Former Vice President Joe Biden has taken a lead in Pennsylvania, putting him on track to win the presidency as mail ballots remaining to be counted in the state are expected to break hard for Democrats.

The Associated Press and NPR have not yet called the race and President Donald Trump has not conceded.

If the margins hold and the courts don’t intervene based on Trump legal challenges, it would be a historic win for the Pennsylvania-born Democrat who’s decades-long career in public service has been rooted in Delaware.

The lead change comes three days after Election Day, when officials in all 67 counties were legally allowed to begin counting millions of mail ballots. In-person voting alone had given Trump an expected advantage, as mail ballots were overwhelmingly requested and returned by Democrats.

The vote update in Pennsylvania follows a series of vital Biden wins in Wisconsin and Michigan — a trio of once-solid Democrat states known as the “blue wall,” all of which flipped for Trump over Hillary Clinton in 2016. Biden and running mate U.S. Senator Kamala Harris also currently lead in Georgia, Nevada and Arizona; the AP has only called Arizona for Biden so far.

If those states remain in his tally, Biden would gather 306 electoral college votes, the same number Trump won in 2016.

After 8 a.m.

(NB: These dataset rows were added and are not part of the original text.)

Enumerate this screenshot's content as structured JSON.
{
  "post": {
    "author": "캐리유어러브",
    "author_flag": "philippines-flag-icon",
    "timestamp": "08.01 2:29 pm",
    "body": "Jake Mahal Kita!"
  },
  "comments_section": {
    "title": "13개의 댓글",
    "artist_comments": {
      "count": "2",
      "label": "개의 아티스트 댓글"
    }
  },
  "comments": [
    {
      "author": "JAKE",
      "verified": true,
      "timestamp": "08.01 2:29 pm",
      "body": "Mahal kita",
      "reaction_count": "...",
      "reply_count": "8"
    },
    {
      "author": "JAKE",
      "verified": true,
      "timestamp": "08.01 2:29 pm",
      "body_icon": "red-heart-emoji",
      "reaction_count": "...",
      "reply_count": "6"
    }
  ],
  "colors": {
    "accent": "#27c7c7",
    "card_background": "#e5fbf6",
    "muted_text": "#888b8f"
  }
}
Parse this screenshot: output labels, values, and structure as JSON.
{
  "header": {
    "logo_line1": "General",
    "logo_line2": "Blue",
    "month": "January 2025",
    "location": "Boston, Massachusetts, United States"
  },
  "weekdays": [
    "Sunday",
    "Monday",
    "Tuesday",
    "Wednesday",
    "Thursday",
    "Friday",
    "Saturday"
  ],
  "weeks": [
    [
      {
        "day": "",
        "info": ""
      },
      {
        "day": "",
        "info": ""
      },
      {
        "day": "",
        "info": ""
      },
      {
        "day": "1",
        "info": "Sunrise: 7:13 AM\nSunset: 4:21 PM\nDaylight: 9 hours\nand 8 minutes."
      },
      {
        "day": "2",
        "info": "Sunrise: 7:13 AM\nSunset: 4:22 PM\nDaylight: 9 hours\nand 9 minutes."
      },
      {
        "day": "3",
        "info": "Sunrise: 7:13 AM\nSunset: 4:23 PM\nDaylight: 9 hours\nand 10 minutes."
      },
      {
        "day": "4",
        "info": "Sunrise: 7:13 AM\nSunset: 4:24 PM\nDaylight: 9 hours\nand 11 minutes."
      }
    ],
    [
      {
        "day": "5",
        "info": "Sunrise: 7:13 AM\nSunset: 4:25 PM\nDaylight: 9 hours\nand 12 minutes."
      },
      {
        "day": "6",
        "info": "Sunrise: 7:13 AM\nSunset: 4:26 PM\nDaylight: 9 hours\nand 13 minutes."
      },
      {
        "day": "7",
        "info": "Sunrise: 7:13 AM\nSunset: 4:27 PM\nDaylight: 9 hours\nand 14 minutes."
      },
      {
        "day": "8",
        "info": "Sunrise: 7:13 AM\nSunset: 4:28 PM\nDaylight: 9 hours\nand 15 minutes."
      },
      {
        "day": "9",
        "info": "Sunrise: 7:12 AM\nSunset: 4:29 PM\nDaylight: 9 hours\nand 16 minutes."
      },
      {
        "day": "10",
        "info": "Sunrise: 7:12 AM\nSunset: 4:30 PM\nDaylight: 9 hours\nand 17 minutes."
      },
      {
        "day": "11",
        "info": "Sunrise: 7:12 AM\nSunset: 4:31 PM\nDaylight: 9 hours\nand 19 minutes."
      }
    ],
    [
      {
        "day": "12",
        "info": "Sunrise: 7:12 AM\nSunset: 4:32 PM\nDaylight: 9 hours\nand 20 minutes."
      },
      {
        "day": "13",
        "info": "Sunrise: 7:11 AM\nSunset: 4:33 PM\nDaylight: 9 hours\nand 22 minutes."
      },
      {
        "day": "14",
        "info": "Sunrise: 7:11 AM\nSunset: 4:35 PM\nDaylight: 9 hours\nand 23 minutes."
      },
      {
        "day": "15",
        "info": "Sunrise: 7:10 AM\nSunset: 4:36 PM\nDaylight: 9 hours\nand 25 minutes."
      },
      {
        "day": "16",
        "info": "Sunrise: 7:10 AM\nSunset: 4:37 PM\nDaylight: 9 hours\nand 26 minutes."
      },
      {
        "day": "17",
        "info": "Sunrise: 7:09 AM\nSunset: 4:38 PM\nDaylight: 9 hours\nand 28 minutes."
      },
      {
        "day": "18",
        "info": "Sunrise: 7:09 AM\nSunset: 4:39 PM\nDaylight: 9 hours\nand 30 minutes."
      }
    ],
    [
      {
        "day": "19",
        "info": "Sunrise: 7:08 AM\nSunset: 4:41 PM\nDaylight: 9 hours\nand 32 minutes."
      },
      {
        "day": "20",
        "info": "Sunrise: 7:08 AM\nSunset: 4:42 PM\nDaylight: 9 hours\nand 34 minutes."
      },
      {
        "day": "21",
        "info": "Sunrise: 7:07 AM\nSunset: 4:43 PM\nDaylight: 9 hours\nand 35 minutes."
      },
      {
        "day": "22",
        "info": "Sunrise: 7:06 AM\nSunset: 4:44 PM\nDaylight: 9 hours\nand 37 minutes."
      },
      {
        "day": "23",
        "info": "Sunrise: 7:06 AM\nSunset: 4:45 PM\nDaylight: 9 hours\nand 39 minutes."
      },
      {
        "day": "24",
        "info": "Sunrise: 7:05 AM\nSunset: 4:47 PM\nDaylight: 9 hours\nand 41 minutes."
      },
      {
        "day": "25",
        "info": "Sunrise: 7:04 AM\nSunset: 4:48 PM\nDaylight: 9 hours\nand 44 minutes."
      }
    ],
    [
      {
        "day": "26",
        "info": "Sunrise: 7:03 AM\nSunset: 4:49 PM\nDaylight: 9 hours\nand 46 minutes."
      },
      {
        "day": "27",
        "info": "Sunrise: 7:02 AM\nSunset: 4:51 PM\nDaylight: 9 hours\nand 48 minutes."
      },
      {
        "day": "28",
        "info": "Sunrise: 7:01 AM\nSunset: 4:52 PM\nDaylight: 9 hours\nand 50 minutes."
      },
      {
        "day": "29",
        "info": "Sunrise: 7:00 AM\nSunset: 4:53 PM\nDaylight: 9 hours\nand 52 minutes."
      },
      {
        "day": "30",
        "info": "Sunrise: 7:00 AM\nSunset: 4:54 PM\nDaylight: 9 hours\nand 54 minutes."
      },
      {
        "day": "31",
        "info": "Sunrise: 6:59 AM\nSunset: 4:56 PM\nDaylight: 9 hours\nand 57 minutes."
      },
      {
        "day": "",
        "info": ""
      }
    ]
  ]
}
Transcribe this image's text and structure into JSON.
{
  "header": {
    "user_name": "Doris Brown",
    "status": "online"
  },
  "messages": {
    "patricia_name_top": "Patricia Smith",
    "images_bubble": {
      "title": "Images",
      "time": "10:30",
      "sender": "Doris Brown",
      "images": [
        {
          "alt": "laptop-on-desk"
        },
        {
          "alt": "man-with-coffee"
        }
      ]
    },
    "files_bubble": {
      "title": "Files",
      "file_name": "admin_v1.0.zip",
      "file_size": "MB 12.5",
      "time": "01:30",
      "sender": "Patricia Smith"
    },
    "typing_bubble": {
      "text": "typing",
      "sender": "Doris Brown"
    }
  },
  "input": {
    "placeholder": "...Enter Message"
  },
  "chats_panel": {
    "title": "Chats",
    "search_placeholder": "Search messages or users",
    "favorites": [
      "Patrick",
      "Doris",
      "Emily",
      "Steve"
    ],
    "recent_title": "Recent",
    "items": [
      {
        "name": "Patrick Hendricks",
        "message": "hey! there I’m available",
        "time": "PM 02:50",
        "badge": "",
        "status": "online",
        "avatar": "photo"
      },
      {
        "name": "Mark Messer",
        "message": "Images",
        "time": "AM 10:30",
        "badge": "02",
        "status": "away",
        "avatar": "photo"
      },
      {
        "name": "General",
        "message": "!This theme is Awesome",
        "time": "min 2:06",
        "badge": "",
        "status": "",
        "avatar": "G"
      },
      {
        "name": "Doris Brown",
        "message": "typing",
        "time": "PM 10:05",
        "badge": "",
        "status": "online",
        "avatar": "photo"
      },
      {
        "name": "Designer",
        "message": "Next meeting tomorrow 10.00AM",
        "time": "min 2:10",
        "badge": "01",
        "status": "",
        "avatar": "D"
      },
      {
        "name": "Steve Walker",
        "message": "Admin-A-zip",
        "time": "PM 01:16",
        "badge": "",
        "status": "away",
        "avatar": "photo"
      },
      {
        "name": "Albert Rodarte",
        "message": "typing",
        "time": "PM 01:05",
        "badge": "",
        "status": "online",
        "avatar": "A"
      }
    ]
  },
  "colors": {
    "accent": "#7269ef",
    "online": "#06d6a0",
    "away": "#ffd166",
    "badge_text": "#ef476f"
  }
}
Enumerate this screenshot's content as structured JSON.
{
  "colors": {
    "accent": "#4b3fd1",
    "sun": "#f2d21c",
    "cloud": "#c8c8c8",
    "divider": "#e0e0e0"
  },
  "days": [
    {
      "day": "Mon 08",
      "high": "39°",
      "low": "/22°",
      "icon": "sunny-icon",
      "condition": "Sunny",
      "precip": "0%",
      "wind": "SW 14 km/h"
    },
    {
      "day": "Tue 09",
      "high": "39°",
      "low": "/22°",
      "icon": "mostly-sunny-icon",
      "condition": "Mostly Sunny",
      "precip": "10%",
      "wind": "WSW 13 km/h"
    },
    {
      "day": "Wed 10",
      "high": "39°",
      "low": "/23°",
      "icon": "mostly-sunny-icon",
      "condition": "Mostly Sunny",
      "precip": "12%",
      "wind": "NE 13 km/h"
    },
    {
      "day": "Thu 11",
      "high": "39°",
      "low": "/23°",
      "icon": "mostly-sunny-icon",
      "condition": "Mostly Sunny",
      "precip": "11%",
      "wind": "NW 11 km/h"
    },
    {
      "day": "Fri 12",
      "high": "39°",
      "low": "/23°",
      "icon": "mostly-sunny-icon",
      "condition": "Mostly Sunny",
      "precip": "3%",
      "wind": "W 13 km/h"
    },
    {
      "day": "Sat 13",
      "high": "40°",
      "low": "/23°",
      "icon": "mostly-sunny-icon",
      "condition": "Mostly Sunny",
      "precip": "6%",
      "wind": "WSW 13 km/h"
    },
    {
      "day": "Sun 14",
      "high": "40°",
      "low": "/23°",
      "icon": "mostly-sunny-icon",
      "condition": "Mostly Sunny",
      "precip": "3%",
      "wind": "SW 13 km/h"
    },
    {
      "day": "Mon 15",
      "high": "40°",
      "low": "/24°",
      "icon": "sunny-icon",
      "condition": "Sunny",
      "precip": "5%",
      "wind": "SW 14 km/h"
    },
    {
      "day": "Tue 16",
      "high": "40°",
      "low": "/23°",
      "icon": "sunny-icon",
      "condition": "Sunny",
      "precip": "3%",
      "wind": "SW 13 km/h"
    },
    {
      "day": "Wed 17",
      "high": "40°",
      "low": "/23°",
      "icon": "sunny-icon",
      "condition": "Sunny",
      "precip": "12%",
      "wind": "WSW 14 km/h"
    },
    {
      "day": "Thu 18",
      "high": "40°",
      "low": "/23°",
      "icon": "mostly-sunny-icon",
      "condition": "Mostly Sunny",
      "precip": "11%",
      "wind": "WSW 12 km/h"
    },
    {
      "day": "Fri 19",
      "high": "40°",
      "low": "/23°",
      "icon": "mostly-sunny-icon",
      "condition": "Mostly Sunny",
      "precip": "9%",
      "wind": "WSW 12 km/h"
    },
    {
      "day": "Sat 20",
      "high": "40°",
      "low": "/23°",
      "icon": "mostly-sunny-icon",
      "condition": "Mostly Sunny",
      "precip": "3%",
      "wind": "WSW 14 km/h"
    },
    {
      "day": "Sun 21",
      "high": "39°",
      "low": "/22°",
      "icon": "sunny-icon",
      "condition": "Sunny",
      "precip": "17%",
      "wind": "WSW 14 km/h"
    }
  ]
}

Friday morning, Biden officially overtook president Trump at the Pennsylvania polls with more than 3,285,000 votes, a lead that will likely grow as the results come back from more Democratic-leaning mail ballots.

Over the last three days, the Trump campaign has filed a barrage of lawsuits in key states, including Pennsylvania. They run the gamut from demands to watch ballot counting more closely, to calls to disqualify certain votes. While many of the disputes have been resolved by the courts, others remain ongoing, and attorneys expect the deluge of litigation to grow.